The sustainability portfolio with its three broad priorities, climate change, renewable energy, and conservation, has a strong link to wider quality of life issues. These general public issues are mirrored in the political agenda and their importance lies in that they change not only policy priorities, but also the demand for innovations and technologies through which these challenges can be addressed. In particular, improving the quality of life is now connoted with improved sustainability rather than competitiveness, and hence with "environmental and sustainability technologies" (EST) rather "competitiveness technologies" such as ICT. This raises a number of questions related to the organization and management of the innovation portfolio in government, particularly with regards to which departments will lead the innovation agenda and at what level of government will policies have to be made?

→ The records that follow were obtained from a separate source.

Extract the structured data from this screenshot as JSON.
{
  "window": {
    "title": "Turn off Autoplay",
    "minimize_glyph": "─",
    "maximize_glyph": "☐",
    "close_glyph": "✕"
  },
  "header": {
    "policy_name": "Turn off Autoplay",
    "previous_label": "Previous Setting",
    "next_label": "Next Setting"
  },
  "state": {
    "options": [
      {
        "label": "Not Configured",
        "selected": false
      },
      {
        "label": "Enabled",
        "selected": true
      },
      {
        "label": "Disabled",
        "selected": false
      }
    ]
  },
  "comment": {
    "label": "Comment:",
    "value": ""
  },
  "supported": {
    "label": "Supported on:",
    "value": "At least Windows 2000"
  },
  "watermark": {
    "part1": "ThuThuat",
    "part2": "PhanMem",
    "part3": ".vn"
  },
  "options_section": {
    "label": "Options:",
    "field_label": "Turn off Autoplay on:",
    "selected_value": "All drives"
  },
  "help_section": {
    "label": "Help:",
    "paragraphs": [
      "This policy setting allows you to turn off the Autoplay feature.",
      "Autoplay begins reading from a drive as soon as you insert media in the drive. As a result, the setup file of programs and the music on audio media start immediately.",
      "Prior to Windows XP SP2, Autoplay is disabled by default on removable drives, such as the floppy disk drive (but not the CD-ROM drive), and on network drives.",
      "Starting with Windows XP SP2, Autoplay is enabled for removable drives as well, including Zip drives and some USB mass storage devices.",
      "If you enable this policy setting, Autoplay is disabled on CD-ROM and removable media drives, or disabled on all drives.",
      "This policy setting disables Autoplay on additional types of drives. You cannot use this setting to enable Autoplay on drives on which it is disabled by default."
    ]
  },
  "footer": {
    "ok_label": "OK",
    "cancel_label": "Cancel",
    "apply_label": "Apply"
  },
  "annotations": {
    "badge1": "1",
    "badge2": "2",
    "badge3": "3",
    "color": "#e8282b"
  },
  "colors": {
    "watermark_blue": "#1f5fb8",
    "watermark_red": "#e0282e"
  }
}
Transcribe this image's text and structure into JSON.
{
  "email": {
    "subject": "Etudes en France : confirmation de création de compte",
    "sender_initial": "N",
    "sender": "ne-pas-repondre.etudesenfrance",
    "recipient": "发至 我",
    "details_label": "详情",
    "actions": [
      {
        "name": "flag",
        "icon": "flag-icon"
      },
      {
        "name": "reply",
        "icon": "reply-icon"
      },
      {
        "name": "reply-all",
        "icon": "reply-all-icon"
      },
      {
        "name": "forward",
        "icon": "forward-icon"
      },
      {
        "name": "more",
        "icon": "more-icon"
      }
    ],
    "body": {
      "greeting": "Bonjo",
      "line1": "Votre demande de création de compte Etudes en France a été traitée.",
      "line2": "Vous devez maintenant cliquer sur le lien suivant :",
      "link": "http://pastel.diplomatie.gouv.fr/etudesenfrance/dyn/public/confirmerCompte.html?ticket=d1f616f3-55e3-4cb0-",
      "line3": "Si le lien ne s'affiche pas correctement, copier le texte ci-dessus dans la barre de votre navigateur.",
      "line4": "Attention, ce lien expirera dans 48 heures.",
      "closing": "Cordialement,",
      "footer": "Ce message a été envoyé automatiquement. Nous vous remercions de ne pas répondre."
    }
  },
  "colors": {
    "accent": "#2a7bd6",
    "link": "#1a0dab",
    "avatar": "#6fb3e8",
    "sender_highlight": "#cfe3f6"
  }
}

From "urban-centric" to a more balanced spatial innovation

The ongoing shift towards a sustainability driven innovation policy agenda will leave their mark on the spatial distribution of innovative activities. In particular, there will be a greater shift ofresources from cities to rural areas, be it financial, organizational, or human resources. Rural landscapes will once again acquire a strategic role as a source for survival and raw materials, albeit under the token of sustainable living and renewable resources. The rural-urban links inevitably will grow stronger and become more balanced in terms of the concentration of activities. This is expected as rural areas (countryside and the seaside) are increasingly new sources of disrupting innovations that seek to extract economic value from rural resources (e.g. wind farms, biofuel, solar energy, fibre crops, etc.). More people, businesses, and institutions (training, caring, services, etc.) will have to move closer to the new sites of innovation.

From National to Global

For an innovation policy agenda driven by environmental and sustainability goals the most appropriate level of analysis and action is the global. The interdependency between countries in these issues is simply set by the laws of nature. However, in addition to the energy and environment agenda, the quality of life agenda too is heavily influenced by globalization, especially the international flows of people, which can bring both negative (e.g. diseases and terrorism) and positive influences (e.g. skills, ideas, and entrepreneurs). Government will continue to play a crucial role in representing national interests and setting the global agenda for innovation policy. These can range from deciding on global technological standards for biometric passports, to setting the level of CO2 emissions from cars allowed on European roads.

From "Crossing lines" to "Changing Lanes"?

Governments have an important role to play in assisting the transition from an old innovation paradigm based largely on ICT and competitiveness to an emerging one that is geared towards environmental sustainability and quality of life. To do so, governments will have firstly to recognise that we are in a "transition" phase, and secondly to allocate more of their funding and activities into building their capacity to manage and embrace the transition. This includes investing in the capacity to make significant contributions to sustainability and quality of life innovations, as well as building up the absorptive capacity to benefit from global developments in these fields. This calls for an innovation policy geared towards transition and change, one that supports the generation and diffusion of new knowledge across disciplinary and organizational boundaries, and certainly across political geographies. To do that, governments will have to view the innovation process through the lens of "functions" rather than "institutions", and this is what the old innovation policy books don¡¯t tell you.